The whole telling sounds as if it is more of a vendetta of the wrongs perpetrated upon the author during her whole life rather than a mere autobiography. The tone of the book left me feeling mad and glad that I finished it.

P.S. My husband also read the book and did not agree with me! :-)

Released on Saturday, March 13, 2004 at Landmark's Bethesda Row at 7235 Woodmont Avenue in Bethesda, Maryland USA.

It's on top of the pay phone at the bottom of the long staircase in the movie lobby.

Journal Entry 3 by wingAnonymousFinderwing on Friday, March 18, 2005
Noticed a book propping up a trash can at the Landmark Movie Theatres in Bethesda Md. I was curious what it was so I eased back the metal trash can and slipped it out into the light. It was "Falling Leaves" by Adeline Yen Mah.

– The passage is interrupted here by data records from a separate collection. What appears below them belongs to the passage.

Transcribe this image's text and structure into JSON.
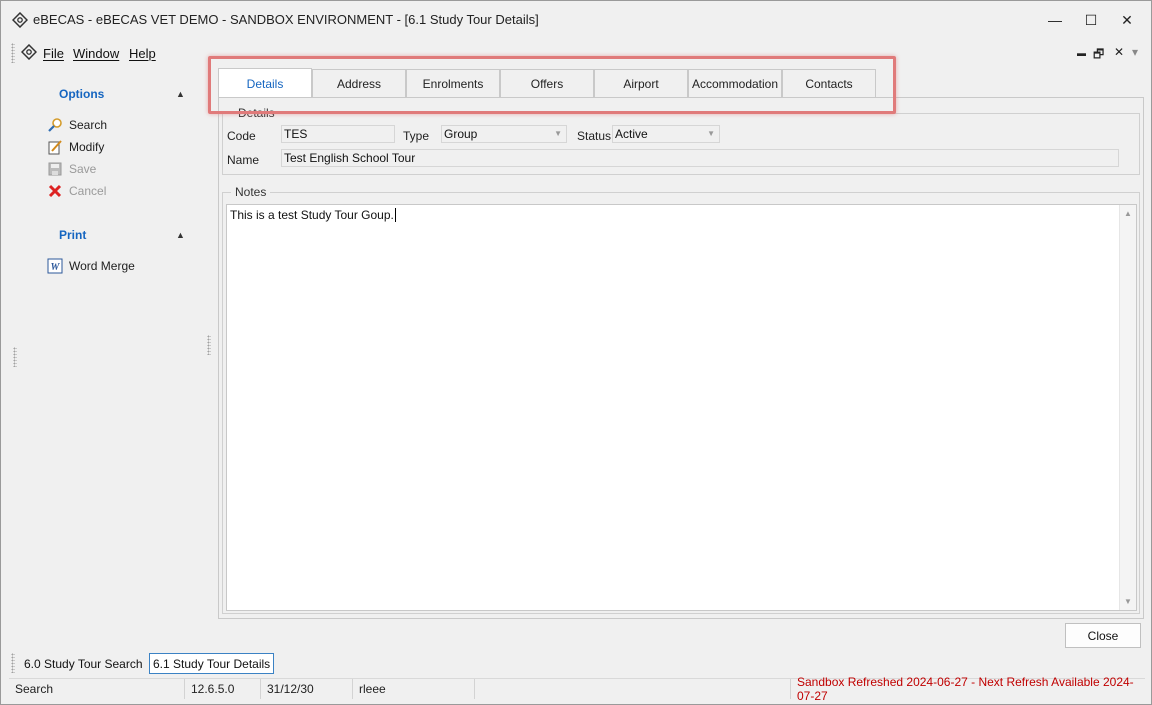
{
  "window": {
    "title": "eBECAS - eBECAS VET DEMO - SANDBOX ENVIRONMENT - [6.1 Study Tour Details]",
    "controls": {
      "minimize": "—",
      "maximize": "☐",
      "close": "✕"
    }
  },
  "menu": {
    "items": [
      "File",
      "Window",
      "Help"
    ],
    "mdi": {
      "minimize": "▬",
      "restore": "🗗",
      "close": "✕",
      "dropdown": "▾"
    }
  },
  "sidebar": {
    "options_header": "Options",
    "options": [
      {
        "label": "Search",
        "icon": "search-icon",
        "enabled": true
      },
      {
        "label": "Modify",
        "icon": "edit-icon",
        "enabled": true
      },
      {
        "label": "Save",
        "icon": "save-icon",
        "enabled": false
      },
      {
        "label": "Cancel",
        "icon": "cancel-icon",
        "enabled": false
      }
    ],
    "print_header": "Print",
    "print": [
      {
        "label": "Word Merge",
        "icon": "word-icon",
        "enabled": true
      }
    ]
  },
  "tabs": [
    "Details",
    "Address",
    "Enrolments",
    "Offers",
    "Airport",
    "Accommodation",
    "Contacts"
  ],
  "active_tab": "Details",
  "details": {
    "section_title": "Details",
    "code_label": "Code",
    "code_value": "TES",
    "type_label": "Type",
    "type_value": "Group",
    "status_label": "Status",
    "status_value": "Active",
    "name_label": "Name",
    "name_value": "Test English School Tour"
  },
  "notes": {
    "section_title": "Notes",
    "text": "This is a test Study Tour Goup."
  },
  "buttons": {
    "close": "Close"
  },
  "window_tabs": [
    {
      "label": "6.0 Study Tour Search",
      "active": false
    },
    {
      "label": "6.1 Study Tour Details",
      "active": true
    }
  ],
  "statusbar": {
    "mode": "Search",
    "version": "12.6.5.0",
    "date": "31/12/30",
    "user": "rleee",
    "alert": "Sandbox Refreshed 2024-06-27 - Next Refresh Available 2024-07-27",
    "alert_color": "#c00000"
  },
  "colors": {
    "accent": "#1565c0",
    "highlight": "#e07a7a"
  }
}
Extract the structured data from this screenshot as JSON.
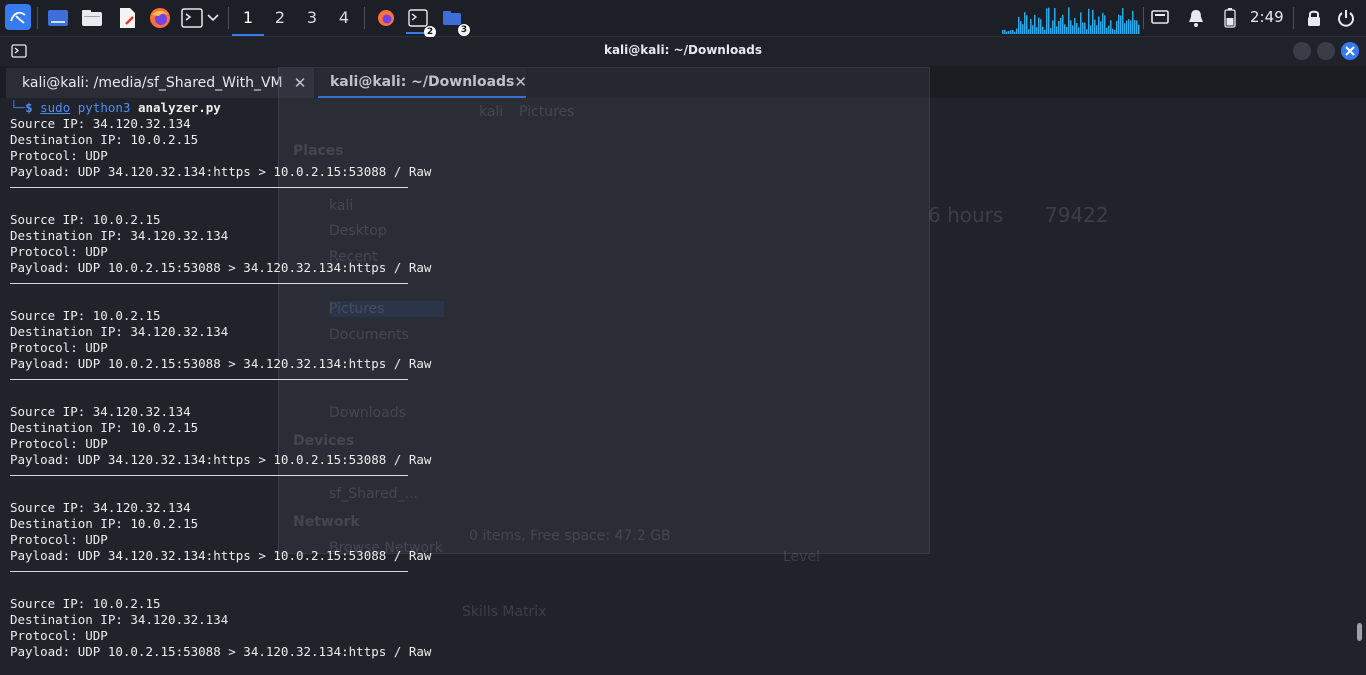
{
  "taskbar": {
    "workspaces": [
      "1",
      "2",
      "3",
      "4"
    ],
    "active_workspace": "1",
    "terminal_badge": "2",
    "files_badge": "3",
    "clock": "2:49"
  },
  "window": {
    "title": "kali@kali: ~/Downloads",
    "tabs": [
      {
        "label": "kali@kali: /media/sf_Shared_With_VM",
        "active": false
      },
      {
        "label": "kali@kali: ~/Downloads",
        "active": true
      }
    ]
  },
  "terminal": {
    "prompt_corner": "└─",
    "prompt_symbol": "$",
    "command_sudo": "sudo",
    "command_python": "python3",
    "command_script": "analyzer.py",
    "packets": [
      {
        "source": "Source IP: 34.120.32.134",
        "destination": "Destination IP: 10.0.2.15",
        "protocol": "Protocol: UDP",
        "payload": "Payload: UDP 34.120.32.134:https > 10.0.2.15:53088 / Raw"
      },
      {
        "source": "Source IP: 10.0.2.15",
        "destination": "Destination IP: 34.120.32.134",
        "protocol": "Protocol: UDP",
        "payload": "Payload: UDP 10.0.2.15:53088 > 34.120.32.134:https / Raw"
      },
      {
        "source": "Source IP: 10.0.2.15",
        "destination": "Destination IP: 34.120.32.134",
        "protocol": "Protocol: UDP",
        "payload": "Payload: UDP 10.0.2.15:53088 > 34.120.32.134:https / Raw"
      },
      {
        "source": "Source IP: 34.120.32.134",
        "destination": "Destination IP: 10.0.2.15",
        "protocol": "Protocol: UDP",
        "payload": "Payload: UDP 34.120.32.134:https > 10.0.2.15:53088 / Raw"
      },
      {
        "source": "Source IP: 34.120.32.134",
        "destination": "Destination IP: 10.0.2.15",
        "protocol": "Protocol: UDP",
        "payload": "Payload: UDP 34.120.32.134:https > 10.0.2.15:53088 / Raw"
      },
      {
        "source": "Source IP: 10.0.2.15",
        "destination": "Destination IP: 34.120.32.134",
        "protocol": "Protocol: UDP",
        "payload": "Payload: UDP 10.0.2.15:53088 > 34.120.32.134:https / Raw"
      }
    ]
  },
  "background_window": {
    "places_heading": "Places",
    "places": [
      "kali",
      "Desktop",
      "Recent",
      "Pictures",
      "Documents",
      "Downloads"
    ],
    "devices_heading": "Devices",
    "device": "sf_Shared_...",
    "network_heading": "Network",
    "network_item": "Browse Network",
    "path_home": "kali",
    "path_current": "Pictures",
    "status": "0 items, Free space: 47.2 GB",
    "stat_hours": "6 hours",
    "stat_rank": "79422",
    "level_label": "Level",
    "skills_label": "Skills Matrix"
  },
  "colors": {
    "accent": "#367bf0",
    "prompt": "#4f8df7",
    "terminal_bg": "#21232c",
    "text": "#ececec"
  }
}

I recently stopped seeing a Chinese girlfriend -- I'm a gringo -- but I have become interested in the Asian experience. I noticed in my ex-girlfriend -- she was from the People's Republic of China -- a vrey different manner than girls from Taiwan or Japan. She was utterly sure of her equality with men, so much that she didn't give it a thought. And when she laughed, she just put her head back and laughed. When Japanese or Korean women laugh, they cover their mouths.

China changed things more than any other country in the region. They transformed their whole people, and smashed the confucian and traditional models to pieces.

I am curious how Yen Mah's recollections of her childhood in pre-revolutionary China might reflect what was there, inescapably present, in China before 1949, and so of course what is not there now.

The book looks pretty well thumbed, to say the least.